Die Polizei trat mit einem Großaufgebot an.Lando Hass/dpa

Die Polizei trat mit einem Großaufgebot an.Lando Hass/dpa

© Lando Hass/dpa

Die GdP und die Landesregierung weisen dies zurück. Wie sich auch in Gießen gezeigt habe, schützen Polizeibeamtinnen und -beamte Grundrechte, sichern Versammlungen und greifen ein, wenn aus Worten Gewalt wird, sagte der GdP-Landesvorsitzende Jens Mohrherr. Vorwürfe, es sei Festgenommenen der Kontakt zu Anwälten verweigert worden, seien nach seinem Kenntnisstand falsch, sagte Poseck.

Wo hat die Polizei Gewalt eingesetzt?

Von 15 Blockaden wurden 5 von der Polizei aufgelöst. Auch Demonstranten hätten Verletzungen erlitten, ergänzte Poseck. Jedoch lägen derzeit keine belastbaren Daten vor. Mutmaßlich sei es eine zweistellige Zahl, kleiner als 50. Bei einer Blockade habe es einen Verkehrsunfall mit einem Rettungswagen gegeben.

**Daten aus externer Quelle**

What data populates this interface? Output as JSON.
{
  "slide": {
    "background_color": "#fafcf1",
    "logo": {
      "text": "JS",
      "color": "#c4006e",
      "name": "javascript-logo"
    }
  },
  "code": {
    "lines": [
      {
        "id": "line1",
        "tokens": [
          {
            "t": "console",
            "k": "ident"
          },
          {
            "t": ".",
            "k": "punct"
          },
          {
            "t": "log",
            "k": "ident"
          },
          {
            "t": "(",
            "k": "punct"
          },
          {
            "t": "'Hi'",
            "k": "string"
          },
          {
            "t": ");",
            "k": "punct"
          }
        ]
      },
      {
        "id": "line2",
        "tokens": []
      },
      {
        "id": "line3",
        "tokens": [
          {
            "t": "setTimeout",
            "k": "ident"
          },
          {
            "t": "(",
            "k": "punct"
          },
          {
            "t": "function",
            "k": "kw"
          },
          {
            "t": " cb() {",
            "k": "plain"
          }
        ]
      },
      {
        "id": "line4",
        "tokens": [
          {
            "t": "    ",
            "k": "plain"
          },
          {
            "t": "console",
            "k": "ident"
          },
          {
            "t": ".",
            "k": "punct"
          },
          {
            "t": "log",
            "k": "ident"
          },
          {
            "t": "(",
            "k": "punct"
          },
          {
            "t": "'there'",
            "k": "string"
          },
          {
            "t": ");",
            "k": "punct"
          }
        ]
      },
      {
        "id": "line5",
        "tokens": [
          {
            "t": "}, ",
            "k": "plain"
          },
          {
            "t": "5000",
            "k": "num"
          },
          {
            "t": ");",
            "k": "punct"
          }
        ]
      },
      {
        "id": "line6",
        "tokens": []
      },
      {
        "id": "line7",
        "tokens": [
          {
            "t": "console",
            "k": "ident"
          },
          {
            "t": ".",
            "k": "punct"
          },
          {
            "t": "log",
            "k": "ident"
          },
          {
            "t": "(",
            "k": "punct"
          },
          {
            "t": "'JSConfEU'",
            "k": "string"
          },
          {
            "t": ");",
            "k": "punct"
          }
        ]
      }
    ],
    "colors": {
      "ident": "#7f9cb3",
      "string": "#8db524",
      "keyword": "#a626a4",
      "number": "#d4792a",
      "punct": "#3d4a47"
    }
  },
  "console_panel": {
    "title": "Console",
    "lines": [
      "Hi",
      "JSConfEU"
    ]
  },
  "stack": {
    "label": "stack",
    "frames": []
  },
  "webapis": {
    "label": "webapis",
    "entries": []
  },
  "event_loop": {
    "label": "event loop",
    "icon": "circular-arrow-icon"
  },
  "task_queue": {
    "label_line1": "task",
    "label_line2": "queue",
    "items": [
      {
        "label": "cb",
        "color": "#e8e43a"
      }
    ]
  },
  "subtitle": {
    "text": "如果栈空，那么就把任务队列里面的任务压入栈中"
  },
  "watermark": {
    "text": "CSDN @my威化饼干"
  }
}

Darf die Polizei Gewalt einsetzen?

Die Polizei gehört zum Staat und der hat in Deutschland das Gewaltmonopol. Bei Befragungen, Durchsuchungen oder anderen Einsätzen wie Demonstrationen darf sie physische Gewalt anwenden, wenn es keine andere Option gibt.

Bei den Protesten am Samstag kam es an einigen Orten zu gewalttätigen Auseinandersetzungen zwischen Demonstranten und Polizei. Bei der Auflösung von Straßenblockaden kamen Wasserwerfer zum Einsatz. 

Ist das Demonstrationsrecht geschützt?

Ja. Die Versammlungsfreiheit ist in Deutschland durch das Grundgesetz geschützt. Dort heißt es im Artikel 8: „Alle Deutschen haben das Recht, sich ohne Anmeldung oder Erlaubnis friedlich und ohne Waffen zu versammeln. Für Versammlungen unter freiem Himmel kann dieses Recht durch Gesetz oder aufgrund eines Gesetzes beschränkt werden.“ Die Gesetzgebungskompetenz für das Versammlungsrecht liegt dem Bundesinnenministerium zufolge bei den Ländern.

Welche Ängste gibt es bei der Polizei durch solche Debatten?

Die hohe Zahl verletzter Polizistinnen und Polizisten sei nicht hinnehmbar, sagte Mohrherr. „Die Polizei wird in politischen Auseinandersetzungen zunehmend zum Feindbild – ein Feindbild, an dem sich manche offenbar mit allen Mitteln abarbeiten wollen.“

Es bereite uns große Sorgen, wenn der Einsatz in Gießen zur Blaupause für kommende Lagen wird. Angesichts der vier bevorstehenden Landtagswahlen im kommenden Jahr und dem enormen Gewaltpotential links- und rechtspolitischer Konfrontation sei mit einer deutlichen Zunahme politischer Spannungen zu rechnen.